Copyright Teresa Mallen
Here is a small study of a geranium leaf that I have just completed. I have been wandering a few sideroads and I even ended up in a ditch to get to this wee piece...whew...
You might recall my large peony piece which I finished a couple of weeks ago. Following that, I decided to change gears a bit by creating a quick little trading card sized image of a section of a hyacinth. My heart wasn't in it, I didn't feel jazzed by my drawing and by the time I hit the colouring part, I was bored. I was missing working big. So I abandoned it, one of my sideroads...Then I taught my coloured pencil basics course last week...another sideroad...My dump into the ditch took place later in the week when I decided to do this geranium study on UART paper.

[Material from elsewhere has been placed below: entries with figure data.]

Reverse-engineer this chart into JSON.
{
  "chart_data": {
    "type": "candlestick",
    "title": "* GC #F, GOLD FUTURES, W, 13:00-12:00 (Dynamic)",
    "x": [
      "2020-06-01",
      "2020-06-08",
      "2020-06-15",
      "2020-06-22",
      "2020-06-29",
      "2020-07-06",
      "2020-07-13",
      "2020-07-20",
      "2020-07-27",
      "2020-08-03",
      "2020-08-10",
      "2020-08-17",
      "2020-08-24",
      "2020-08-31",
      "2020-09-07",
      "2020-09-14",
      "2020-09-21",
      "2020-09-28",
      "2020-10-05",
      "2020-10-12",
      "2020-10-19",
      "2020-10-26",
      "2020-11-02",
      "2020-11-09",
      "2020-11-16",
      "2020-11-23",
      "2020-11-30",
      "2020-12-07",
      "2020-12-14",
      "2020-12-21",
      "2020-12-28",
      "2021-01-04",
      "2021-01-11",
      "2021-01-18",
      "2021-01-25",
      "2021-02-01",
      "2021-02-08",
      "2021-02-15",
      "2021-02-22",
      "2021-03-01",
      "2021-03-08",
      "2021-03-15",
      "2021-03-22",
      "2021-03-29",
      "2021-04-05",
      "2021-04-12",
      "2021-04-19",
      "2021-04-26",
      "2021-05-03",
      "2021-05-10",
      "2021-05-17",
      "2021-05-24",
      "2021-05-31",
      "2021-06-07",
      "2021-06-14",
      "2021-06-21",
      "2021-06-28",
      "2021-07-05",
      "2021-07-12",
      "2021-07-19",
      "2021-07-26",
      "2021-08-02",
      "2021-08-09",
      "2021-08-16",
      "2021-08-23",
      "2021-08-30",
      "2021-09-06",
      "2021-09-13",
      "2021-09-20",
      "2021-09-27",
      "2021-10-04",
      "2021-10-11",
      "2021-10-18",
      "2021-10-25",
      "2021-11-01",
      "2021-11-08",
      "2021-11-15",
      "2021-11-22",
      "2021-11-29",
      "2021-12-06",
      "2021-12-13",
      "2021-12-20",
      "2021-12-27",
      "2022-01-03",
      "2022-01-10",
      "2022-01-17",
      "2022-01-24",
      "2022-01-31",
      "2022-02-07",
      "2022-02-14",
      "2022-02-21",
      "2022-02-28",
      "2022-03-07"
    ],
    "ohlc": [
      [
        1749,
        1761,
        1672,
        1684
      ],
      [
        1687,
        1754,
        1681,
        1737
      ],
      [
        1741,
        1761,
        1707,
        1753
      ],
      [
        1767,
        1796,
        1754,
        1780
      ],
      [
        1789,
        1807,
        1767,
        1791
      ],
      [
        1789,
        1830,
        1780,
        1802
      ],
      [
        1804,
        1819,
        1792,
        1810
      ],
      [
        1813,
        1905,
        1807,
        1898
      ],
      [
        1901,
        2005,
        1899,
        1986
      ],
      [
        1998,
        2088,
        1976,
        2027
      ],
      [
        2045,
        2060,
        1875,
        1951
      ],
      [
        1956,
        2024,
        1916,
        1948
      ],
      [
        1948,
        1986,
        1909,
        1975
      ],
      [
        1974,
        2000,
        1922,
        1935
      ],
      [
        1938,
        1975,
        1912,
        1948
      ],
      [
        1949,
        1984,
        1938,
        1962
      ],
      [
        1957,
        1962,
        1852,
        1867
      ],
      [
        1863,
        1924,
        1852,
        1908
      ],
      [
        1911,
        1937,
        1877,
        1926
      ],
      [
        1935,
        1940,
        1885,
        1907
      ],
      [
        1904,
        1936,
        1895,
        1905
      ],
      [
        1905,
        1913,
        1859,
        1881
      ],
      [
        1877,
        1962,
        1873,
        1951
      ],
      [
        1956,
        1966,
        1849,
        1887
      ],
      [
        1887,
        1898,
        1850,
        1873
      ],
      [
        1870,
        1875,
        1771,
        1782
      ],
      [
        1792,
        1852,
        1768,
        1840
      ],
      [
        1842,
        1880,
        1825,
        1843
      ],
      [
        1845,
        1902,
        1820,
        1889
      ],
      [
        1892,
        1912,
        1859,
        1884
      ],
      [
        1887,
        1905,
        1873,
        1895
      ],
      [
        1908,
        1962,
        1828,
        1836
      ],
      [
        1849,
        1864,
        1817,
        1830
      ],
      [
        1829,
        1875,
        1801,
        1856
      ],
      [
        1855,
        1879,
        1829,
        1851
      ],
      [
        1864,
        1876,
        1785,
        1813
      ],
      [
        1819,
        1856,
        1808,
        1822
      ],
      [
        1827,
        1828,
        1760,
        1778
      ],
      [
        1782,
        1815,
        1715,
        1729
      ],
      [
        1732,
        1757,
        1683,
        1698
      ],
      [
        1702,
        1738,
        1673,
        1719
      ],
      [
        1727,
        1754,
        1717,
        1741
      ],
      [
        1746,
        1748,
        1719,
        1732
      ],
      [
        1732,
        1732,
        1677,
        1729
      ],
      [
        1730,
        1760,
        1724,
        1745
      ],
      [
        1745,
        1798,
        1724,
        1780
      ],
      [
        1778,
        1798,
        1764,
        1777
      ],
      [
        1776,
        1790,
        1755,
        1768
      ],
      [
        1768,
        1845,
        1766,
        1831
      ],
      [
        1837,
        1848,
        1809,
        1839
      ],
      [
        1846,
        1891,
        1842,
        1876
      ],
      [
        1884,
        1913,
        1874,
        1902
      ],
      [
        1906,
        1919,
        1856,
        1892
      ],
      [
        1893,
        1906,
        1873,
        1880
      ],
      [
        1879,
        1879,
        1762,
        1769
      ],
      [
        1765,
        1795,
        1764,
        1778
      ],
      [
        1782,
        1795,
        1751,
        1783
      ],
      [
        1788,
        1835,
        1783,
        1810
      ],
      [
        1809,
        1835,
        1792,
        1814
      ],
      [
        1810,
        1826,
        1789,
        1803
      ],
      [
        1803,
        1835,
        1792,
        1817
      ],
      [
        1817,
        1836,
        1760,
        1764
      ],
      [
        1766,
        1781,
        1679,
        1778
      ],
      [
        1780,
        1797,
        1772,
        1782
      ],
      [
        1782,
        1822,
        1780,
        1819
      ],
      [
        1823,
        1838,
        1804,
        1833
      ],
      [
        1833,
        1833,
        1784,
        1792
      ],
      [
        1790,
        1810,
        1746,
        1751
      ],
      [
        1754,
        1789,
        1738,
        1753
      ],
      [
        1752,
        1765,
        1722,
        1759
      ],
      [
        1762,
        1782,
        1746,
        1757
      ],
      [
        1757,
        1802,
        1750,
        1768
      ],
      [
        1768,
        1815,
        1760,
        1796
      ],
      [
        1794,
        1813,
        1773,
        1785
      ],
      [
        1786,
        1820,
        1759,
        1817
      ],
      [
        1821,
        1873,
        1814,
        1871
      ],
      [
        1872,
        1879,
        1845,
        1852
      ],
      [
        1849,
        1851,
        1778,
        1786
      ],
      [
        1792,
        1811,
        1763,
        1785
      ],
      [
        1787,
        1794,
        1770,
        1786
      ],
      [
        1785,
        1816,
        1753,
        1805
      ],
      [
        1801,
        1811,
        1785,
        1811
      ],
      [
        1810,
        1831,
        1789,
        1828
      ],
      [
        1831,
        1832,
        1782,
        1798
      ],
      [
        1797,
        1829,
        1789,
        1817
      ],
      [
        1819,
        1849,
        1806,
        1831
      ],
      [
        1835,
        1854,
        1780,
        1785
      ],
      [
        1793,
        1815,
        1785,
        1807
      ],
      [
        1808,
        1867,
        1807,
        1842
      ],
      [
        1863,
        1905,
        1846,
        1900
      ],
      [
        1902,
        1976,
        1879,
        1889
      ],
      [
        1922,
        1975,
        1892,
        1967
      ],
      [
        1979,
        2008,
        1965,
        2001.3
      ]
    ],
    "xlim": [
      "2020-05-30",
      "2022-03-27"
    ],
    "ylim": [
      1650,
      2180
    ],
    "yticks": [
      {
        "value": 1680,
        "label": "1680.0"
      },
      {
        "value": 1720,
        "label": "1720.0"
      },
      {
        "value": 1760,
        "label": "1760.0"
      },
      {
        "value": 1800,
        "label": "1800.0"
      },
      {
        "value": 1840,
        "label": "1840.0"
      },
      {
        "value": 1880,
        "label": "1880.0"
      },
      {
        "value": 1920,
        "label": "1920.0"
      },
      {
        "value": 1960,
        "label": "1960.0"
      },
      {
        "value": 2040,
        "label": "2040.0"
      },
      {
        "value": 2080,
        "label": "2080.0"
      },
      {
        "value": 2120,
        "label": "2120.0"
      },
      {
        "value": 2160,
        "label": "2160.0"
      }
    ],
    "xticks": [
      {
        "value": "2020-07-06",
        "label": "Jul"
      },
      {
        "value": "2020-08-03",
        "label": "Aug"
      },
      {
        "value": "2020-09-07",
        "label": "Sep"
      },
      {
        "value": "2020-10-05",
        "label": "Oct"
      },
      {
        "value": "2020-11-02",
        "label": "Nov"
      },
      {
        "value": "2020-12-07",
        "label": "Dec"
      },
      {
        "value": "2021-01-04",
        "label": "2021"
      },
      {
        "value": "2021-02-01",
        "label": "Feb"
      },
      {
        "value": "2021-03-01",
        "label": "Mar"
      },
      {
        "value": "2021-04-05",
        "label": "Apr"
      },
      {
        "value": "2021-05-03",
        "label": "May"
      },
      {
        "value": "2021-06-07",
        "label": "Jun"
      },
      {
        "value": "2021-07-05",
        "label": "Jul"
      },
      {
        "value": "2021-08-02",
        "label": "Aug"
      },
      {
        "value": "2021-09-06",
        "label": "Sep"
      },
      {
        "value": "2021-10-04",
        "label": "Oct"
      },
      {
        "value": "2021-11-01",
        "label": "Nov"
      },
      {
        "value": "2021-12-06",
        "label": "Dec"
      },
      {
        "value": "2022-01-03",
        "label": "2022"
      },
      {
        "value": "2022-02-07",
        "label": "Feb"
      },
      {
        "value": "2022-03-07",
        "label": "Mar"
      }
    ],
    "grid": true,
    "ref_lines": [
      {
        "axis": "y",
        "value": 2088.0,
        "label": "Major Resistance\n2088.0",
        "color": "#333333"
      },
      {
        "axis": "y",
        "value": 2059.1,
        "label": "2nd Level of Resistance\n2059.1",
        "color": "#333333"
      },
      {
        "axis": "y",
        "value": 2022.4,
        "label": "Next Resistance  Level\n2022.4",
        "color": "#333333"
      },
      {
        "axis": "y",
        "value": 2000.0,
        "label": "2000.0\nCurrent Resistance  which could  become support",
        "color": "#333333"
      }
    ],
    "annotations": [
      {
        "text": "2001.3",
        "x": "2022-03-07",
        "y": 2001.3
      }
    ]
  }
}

I was quite excited last year to discover that my local art supply store was now carrying UART - in all of the various grades no less. So I stocked up. I messed about with it last fall, just to experiment but it wasn't until now that I had something that I thought would work well on the beige coloured surface. You might have noticed that the above image was done on Stonehenge not UART! I started off in love with the sanded paper, from the 400 toothy grade to the 800 smoother grade. Very quickly I realized that it probably was just an infatuation and not long after that we had our first fight and we still aren't speaking to each other! :-)
That paper left me absolutely flummoxed! I have worked on all sorts of surfaces, rough, smooth, printmaking paper, watercolour paper, drafting film, sanded pastel paper, canvas and Pastelbord. I have never worked on a surface that left me flummoxed (great word isn't it?). No matter what approach I tried, I couldn't build colour to my satisfaction. The colours blended rather than sat on top of each other (which is great if that is the look you are after but it wasn't what I was aiming for). I couldn't get nice crisp lines (heck, I struggled to transfer my drawing with transfer paper) and my stroke technique went all ugly - like I was leaving the odd streak. It felt like working on velvet or velour. Remember black velvet poster art? It started to reminded me of that. Not exactly a great association! I persevered but to no avail. It just looked like a bright mess. Sorry but I won't be posting any photos. :-)
But hey, before I turn you off this paper, stop and have a look at this site for UART paper. Many wonderful artists work on this surface and their work is fantastic. I love Linda Lucas Hardy's work and she uses her famous dry brush technique on UART. I have noticed mixed reviews on Scribbletalk about it. I guess you either love it or you don't. I will return to it though because I am a determined sort of gal. I will say this in its favour, it would be a wonderful surface for pastel work and I think it would be lovely for paint.
Enough of my ditch experience. Below is a work in progress shot of the geranium leaf (on Stonehenge). Are you one of those people that brings your summer geraniums inside for the winter? I do. I just can't let the frost kill them so I haul them inside and I repot them. Sometimes they flower nicely but often they just get leggy and scraggly. Once April and warmer weather comes I am ready to move them outside. I must confess that I have so many pots that I don't actually do the kind hearted hardening off business. After nursing them through the winter, I find myself getting rather impatient at the end and they are booted out the door to toughen up quick or else. Last week I was sitting on my deck surrounded by these straggly, mangy plants. I became mesmerized by the undersides of the leaves and I grabbed my camera for a delicious photo shoot.
I also spent a morning with my camera in our woods last week. I took oodles of photos of unfurling leaves and close ups of wildflowers. Here is an example of some of the fern pics I took.
Finally, I must share a picture of a lovely trillium. Ontario chose the trillium as its provincial flower in 1937. These white wildflowers can be seen in early May in forests throughout the province. So simple and so beautiful. Ah, the delights of spring. To top it all off, I heard a whip-poor-will yesterday evening. I am delighted to know that at least one bird has returned safely. This species is considered globally threatened, in part due to loss of habitat. I am hoping to hear more of them in the coming nights. Okay, now what do I work on next? It is time to browse the stored reference photos.